PipelineFX Forum
Qube! => GUI => Topic started by: Achilles on May 04, 2010, 09:10:33 PM
-
now we are at job 350.
It started rendering on the 5 machines.
after a while subjob 0 and 1 are state "pending" in GUI. I can't see any log in the GUI. Looking directly in /var/spool/qube/job/0/350/350_0.out:
JOB 0.7 pro[May 4, 2010 22:32:42] node1 : reporting status on work for: 350.0 199 - failed
9 - failed
similiar message for subjob 1. in Qube GUI "retry" leads to the
Failed to retry the following subjobs. ['350.1']
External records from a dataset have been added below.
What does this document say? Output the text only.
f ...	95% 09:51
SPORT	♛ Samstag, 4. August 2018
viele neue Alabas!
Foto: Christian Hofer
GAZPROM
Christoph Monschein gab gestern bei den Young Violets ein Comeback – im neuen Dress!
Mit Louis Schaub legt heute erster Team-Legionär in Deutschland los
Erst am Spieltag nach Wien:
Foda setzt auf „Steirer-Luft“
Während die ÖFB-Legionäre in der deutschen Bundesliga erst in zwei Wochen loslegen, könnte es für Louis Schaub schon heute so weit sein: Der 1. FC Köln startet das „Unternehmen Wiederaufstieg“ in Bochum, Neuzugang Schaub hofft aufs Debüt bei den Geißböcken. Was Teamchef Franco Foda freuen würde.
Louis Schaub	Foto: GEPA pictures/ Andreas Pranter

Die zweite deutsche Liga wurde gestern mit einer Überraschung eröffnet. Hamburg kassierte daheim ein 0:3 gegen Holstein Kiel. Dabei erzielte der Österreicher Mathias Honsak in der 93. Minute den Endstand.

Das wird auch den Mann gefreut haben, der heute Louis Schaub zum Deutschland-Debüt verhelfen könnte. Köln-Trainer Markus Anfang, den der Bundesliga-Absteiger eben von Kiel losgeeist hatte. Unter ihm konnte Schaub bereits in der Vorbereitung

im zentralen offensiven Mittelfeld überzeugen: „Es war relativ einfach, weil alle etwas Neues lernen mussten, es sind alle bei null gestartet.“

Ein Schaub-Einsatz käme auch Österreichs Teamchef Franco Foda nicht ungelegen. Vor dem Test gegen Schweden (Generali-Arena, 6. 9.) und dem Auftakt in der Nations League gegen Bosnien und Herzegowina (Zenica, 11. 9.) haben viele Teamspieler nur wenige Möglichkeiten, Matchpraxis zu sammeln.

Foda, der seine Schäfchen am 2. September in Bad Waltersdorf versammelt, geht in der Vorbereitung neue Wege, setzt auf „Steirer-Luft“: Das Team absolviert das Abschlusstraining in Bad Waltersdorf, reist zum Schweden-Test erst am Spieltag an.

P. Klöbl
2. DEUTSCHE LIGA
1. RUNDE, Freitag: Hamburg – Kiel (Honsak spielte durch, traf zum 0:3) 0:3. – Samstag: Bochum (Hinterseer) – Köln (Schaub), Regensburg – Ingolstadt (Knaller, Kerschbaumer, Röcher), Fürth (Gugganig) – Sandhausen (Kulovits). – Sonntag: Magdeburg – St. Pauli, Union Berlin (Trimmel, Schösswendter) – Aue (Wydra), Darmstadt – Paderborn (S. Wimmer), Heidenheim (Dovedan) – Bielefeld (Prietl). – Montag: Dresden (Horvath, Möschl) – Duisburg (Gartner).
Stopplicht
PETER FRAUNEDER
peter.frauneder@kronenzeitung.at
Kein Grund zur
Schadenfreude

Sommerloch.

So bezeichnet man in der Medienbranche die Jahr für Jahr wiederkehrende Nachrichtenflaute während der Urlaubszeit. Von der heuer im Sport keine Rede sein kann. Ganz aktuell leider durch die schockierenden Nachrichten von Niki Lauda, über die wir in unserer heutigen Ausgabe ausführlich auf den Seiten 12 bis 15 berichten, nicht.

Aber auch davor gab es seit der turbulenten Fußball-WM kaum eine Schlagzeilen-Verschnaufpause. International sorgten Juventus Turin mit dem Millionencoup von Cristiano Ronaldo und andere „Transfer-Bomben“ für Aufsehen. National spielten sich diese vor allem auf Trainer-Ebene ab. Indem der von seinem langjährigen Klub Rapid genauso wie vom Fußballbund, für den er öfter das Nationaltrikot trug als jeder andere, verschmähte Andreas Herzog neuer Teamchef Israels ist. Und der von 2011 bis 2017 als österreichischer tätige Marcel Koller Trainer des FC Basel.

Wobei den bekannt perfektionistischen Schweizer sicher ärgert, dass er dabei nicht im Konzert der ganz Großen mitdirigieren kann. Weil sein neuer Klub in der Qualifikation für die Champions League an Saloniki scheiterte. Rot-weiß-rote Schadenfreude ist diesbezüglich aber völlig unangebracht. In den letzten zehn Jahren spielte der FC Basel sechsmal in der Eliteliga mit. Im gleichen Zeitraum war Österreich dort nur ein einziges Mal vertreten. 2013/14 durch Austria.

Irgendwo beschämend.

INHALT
I also tried "Refresh (clear cache)" but nothing changed.
as jburk told in another thread the cli utilities don't think for me. i tried to first kill, then retry:
# /usr/local/pfx/qube/bin/qbkill 350.0
killed job: 350.0
# /usr/local/pfx/qube/bin/qbkill 350.1
killed job: 350.1
# /usr/local/pfx/qube/bin/qbretry 350.1
retrying job: 350.1
# /usr/local/pfx/qube/bin/qbretry 350.0
retrying job: 350.0
after a while the subjobs are back on track.
Qube 5.5-2 , GUI 5.5.3, Centos 5.4 (supervisor, gui, worker), Win Vista x64 (worker, gui)
-
now one node (win vista x64) is not rendering anymore. also qbkill/qbretry will not bring it back.
last lines in job/0/350/350_3.out and also 350_3.err
================= qube! - retry/requeue on May 4, 2010 23:14:37 ===================
================= qube! - retry/requeue on May 4, 2010 23:15:38 ===================
================= qube! - retry/requeue on May 4, 2010 23:31:03 ===================
and supelog (last lines with 350.3 or 350_3 in it):
[May 4, 2010 23:31:03] supervisor : QB_QUEUE_UPDATE_SUBJOB: [DELETE FROM duty WHERE id IN ('267.3') LIMIT 1]
[May 4, 2010 23:31:03] supervisor : wrote stderr data to file: /var/spool/qube/job/0/350/350_3.err size: 88
[May 4, 2010 23:31:03] supervisor : wrote stdout data to file: /var/spool/qube/job/0/250/350_3.out size: 88
[May 4, 2010 23:31:03] supervisor : retrying in supervisor by root from 10.10.0.210: 350.3
-
very strange! after doing
# /usr/local/pfx/qube/sbin/qbadmin w --assignments 10.10.0.15
worker job(s): 10.10.0.15
350.3
the subjob is suddenly no more in "pending" state but again in running state!